I love different cultures and people of different cultures. It was either innate or I learned it at an early age. I moved several times growing up, including moving from a town to a farm, from a farm to a city, from Oregon to Hawaii to California and back to Oregon. In Hawaii I experienced being a minority in a predominantly Japanese high school. It was a positive experience.
My parents raised me to be tolerant, because that was the language of their day. As I grew, however, I understood that tolerance isn’t enough, not nearly enough. I want to embrace differences. Not only racial, ethnic and gender differences, but also social and personal differences. Here are some of the ways I’ve honored diversity and individual uniqueness throughout my career:
Embrace diversty. As the managing consultant of the LA office of a global HR firm, I hired an Hispanic consultant at my first opportunity. I didn’t go looking for him, I simply knew when we met that he would bring new value and much-needed diversity to our team and to our clients. Result? He was and is a superstar.

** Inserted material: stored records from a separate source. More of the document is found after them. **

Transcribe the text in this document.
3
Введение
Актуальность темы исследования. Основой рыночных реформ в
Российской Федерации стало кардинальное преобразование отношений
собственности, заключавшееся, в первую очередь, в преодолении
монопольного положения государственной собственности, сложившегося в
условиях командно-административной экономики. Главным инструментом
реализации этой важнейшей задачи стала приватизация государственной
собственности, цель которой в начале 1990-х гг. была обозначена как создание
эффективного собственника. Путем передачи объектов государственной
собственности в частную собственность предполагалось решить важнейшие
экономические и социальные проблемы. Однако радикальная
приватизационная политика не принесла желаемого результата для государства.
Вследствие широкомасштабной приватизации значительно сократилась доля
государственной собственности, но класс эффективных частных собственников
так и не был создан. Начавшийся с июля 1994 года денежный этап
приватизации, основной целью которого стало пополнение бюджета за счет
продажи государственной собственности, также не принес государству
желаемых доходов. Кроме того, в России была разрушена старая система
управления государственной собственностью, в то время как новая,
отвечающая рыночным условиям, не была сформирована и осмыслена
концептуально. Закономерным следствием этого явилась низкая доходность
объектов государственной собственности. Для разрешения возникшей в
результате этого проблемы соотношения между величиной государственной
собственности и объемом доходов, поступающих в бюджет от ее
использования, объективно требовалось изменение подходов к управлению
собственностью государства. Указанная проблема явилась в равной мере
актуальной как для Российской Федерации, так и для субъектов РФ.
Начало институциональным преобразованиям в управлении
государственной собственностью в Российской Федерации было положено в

In that same role, I recognized the uniqueness of each consultant on our team – their unique skills, strengths and experiences – and helped each one grow in their own way, while serving our clients and our firm.

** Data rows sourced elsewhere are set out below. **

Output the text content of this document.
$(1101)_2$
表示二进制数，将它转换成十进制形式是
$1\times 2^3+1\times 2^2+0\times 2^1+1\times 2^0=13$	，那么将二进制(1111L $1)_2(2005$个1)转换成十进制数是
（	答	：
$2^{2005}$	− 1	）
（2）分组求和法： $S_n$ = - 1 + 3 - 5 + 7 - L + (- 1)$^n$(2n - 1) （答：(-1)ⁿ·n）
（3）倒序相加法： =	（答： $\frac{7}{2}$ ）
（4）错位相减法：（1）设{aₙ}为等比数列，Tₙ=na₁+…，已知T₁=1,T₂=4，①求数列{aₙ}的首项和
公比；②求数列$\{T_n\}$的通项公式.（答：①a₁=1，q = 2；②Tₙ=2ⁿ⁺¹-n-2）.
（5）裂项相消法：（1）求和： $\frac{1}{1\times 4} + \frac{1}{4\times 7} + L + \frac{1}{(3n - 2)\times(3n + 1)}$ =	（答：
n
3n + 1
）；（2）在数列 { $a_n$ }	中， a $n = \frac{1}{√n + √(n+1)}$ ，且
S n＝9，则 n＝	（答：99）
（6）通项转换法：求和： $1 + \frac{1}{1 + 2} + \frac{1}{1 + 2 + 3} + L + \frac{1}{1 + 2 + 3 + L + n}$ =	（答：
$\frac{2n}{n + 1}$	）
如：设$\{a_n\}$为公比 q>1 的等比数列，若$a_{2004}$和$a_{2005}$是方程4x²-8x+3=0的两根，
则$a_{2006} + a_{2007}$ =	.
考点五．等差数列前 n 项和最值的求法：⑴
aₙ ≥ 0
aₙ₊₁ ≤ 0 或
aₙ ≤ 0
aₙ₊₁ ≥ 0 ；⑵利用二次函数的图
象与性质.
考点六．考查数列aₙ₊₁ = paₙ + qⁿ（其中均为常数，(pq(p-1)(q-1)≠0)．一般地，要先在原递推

Result? In our first fiscal year together we became one of the firm’s top-performing offices, based on employee satisfaction, client satisfaction and profit margins.
Assume positive intent. The vast majority of people want to do their best, do what they think is right. We might not always agree about the right thing to do, but if we acknowledge that other people’s motivations are positive, we can negotiate and work together more effectively. One of my clients told me he made this advice his mantra and, “It changed my life. It improved my relationships with my colleagues, my clients and my family.”
Lesson? Assume positive intent to build positive relationships and achieve positive results.
Build on commonalities. Several years ago, I worked with the Multnomah Bar Association on a project we titled “Bridging Generations.” Among many things we learned while surveying and interviewing attorneys from multiple generations, was the fact that attorneys across generations love the law. They don’t all love the practice of law, but they love the concept of the law. Next, we learned that lawyers across generations love challenges. Both of these facts can be used effectively in managing a firm of lawyers. For more information about what we learned go to Bridging Generations.
Lesson? Build on commonalities to improve engagement and outcomes.
Are you embracing diversity, assuming positive intent and building on commonalities in your professional and personal life? Whatever your role, you can have a highly positive impact on your organization – and your life – by adopting these three mindsets and behaviors.